Roche's $46.8 billion acquisition makes sense at first. But insurers may balk at covering some of Genentech's expensive new cancer drugs
After an eight-month struggle, drug giant Roche Holding is finally grabbing the slice of biotech pioneer Genentech (DNA) that it didn't already own. The $46.8 billion deal is crucial to Roche, analysts say. The biggest problem currently facing Big Pharma is a dearth of new drugs and potential new products in the pipeline. Genentech has both a portfolio of top-selling medications, like the cancer drugs Herceptin, Avastin, and Tarceva, and a promising pipeline.

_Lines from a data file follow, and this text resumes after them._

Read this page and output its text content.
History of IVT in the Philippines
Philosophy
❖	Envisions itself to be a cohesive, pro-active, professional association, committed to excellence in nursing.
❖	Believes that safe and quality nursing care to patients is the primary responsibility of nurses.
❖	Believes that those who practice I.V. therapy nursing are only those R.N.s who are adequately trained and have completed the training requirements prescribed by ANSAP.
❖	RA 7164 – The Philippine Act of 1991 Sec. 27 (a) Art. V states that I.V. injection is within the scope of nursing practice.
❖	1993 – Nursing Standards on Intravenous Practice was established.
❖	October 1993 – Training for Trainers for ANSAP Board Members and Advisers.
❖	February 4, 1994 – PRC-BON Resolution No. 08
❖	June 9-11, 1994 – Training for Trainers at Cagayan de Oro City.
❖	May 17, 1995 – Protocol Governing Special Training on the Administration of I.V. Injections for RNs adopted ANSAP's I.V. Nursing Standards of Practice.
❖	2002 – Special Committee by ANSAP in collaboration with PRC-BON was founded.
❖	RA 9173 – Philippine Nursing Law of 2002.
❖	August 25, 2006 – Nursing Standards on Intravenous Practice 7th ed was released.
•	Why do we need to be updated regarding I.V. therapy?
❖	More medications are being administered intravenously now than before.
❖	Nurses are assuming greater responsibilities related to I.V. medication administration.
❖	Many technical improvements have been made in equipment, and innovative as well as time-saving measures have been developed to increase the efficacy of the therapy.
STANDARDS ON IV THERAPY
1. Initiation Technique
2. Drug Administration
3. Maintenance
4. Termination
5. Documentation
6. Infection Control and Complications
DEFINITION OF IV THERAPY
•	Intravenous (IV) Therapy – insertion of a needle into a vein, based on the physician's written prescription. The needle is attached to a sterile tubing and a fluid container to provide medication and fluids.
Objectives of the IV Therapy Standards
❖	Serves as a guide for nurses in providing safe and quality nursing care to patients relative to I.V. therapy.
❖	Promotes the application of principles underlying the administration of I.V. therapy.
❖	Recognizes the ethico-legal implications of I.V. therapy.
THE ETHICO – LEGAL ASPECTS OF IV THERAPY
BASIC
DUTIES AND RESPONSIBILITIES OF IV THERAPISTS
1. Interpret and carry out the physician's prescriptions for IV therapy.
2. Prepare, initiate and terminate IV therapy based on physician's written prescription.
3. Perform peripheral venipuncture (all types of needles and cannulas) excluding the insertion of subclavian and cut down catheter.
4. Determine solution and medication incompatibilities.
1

But amid the general euphoria and the "buy" recommendations from analysts covering Roche, there are some potentially disturbing trends that raise questions about Genentech's value. The first is a push for "comparative effectiveness"—simply figuring out how drugs stack up against each other. Drugmakers typically don't do trials pitting their products against competitors', so there are limited data comparing drugs. When such trials have been done, however, the results have often been sobering for the pharmaceutical industry. The landmark "Antihypertensive and Lipid-Lowering Treatment to Prevent Heart Attack Trial" (ALLHAT) showed that cheap blood-pressure-lowering drugs in a class known as diuretics worked better than newer, more expensive calcium channel blockers and ACE inhibitors. Another trial found that older, cheaper schizophrenia drugs worked as well as or better than the newer, more costly ones.
Watching the Pennies
Payers have been quick to pounce on such results, changing their reimbursement policies to favor the cheaper, yet just as effective, drugs. And the Obama Administration is a big believer in comparative effectiveness as a means of delivering better quality, yet cheaper health care. President Obama's recent stimulus package includes $1.1 billion to perform drug-comparison trials, a measure that passed despite the objections of drugmakers.
Why is this relevant to Genentech and Roche? Because a big chunk of Genentech's sales come from its high-priced cancer drugs. In 2008, Avastin pulled in $2.7 billion of the company's total $9.5 billion in U.S. product sales. Tarceva added $457 million. But it's not yet clear how much medical value, in terms of longer lives for cancer patients, these drugs provide. It took several trials with Avastin in different cancers before enough benefit was shown to get approval from the Food & Drug Administration, for example. In advanced pancreatic cancer patients, Tarceva added only about two weeks of life compared with standard, inexpensive treatments.
Researchers and company executives had hoped that combining new drugs with different mechanisms of action would boost the effectiveness. But the second sobering trend, seen in the results of recent studies, is that the benefits remain small, at best.
In one trial, dubbed BeTa Lung, patients with advanced lung cancer were given Tarceva, which targets a growth factor receptor on cancer cells, either alone or in combination with Avastin, which interferes with the blood supply to tumors. The patients getting the combination did go for an average of one and two-thirds months longer without their tumors progressing than those just getting Tarceva. But those patients didn't live any longer. The trial "did not meet its primary endpoint of improving overall survival compared to Tarceva in combination with placebo," Genentech conceded late last year.
The disappointing results are mirrored in other trials that combine these two types of cancer drugs. A trial sponsored by Amgen (AMGN) that tested Avastin with Amgen's own growth factor drug had to be stopped early, in April 2007, because of increased toxicity. A clinical study with Avastin and ImClone's growth factor drug that was published in 2007 showed no benefit in survival time.
Roche and Genentech are hoping that a more recent trial, called ATLAS, will show better results when the data are revealed later this year. In early February, Genentech announced that the trial, which added Tarceva to Avastin in advanced lung cancer patients, was stopped early because the combination increased the time patients lived without their disease progressing. The problem is that such "tumor-free progression" often does not translate into longer actual survival.
If the data from such trials continue to disappoint, the pressure will grow to scale back payments for expensive drugs like Avastin (which costs $50,000 per year) and Tarceva ($2,000 per month). Britain has a government body, the National Institute for Health & Clinical Excellence (NICE), that looks at comparative effectiveness of drugs. NICE recommended last year that the National Health Service not cover Tarceva. The recommendation forced Roche to cut the price in October 2008.
It's possible that doctors will figure out ways to use these drugs more effectively, extending the lives of cancer patients. But it's also possible that the data will continue to show that the benefits are small. And if that's the case, the push to make better use of health-care dollars by paying less for treatments that are shown to be less effective could be a serious threat to Genentech's bottom line. When asked about these trends and this potential threat, Genentech declined to comment.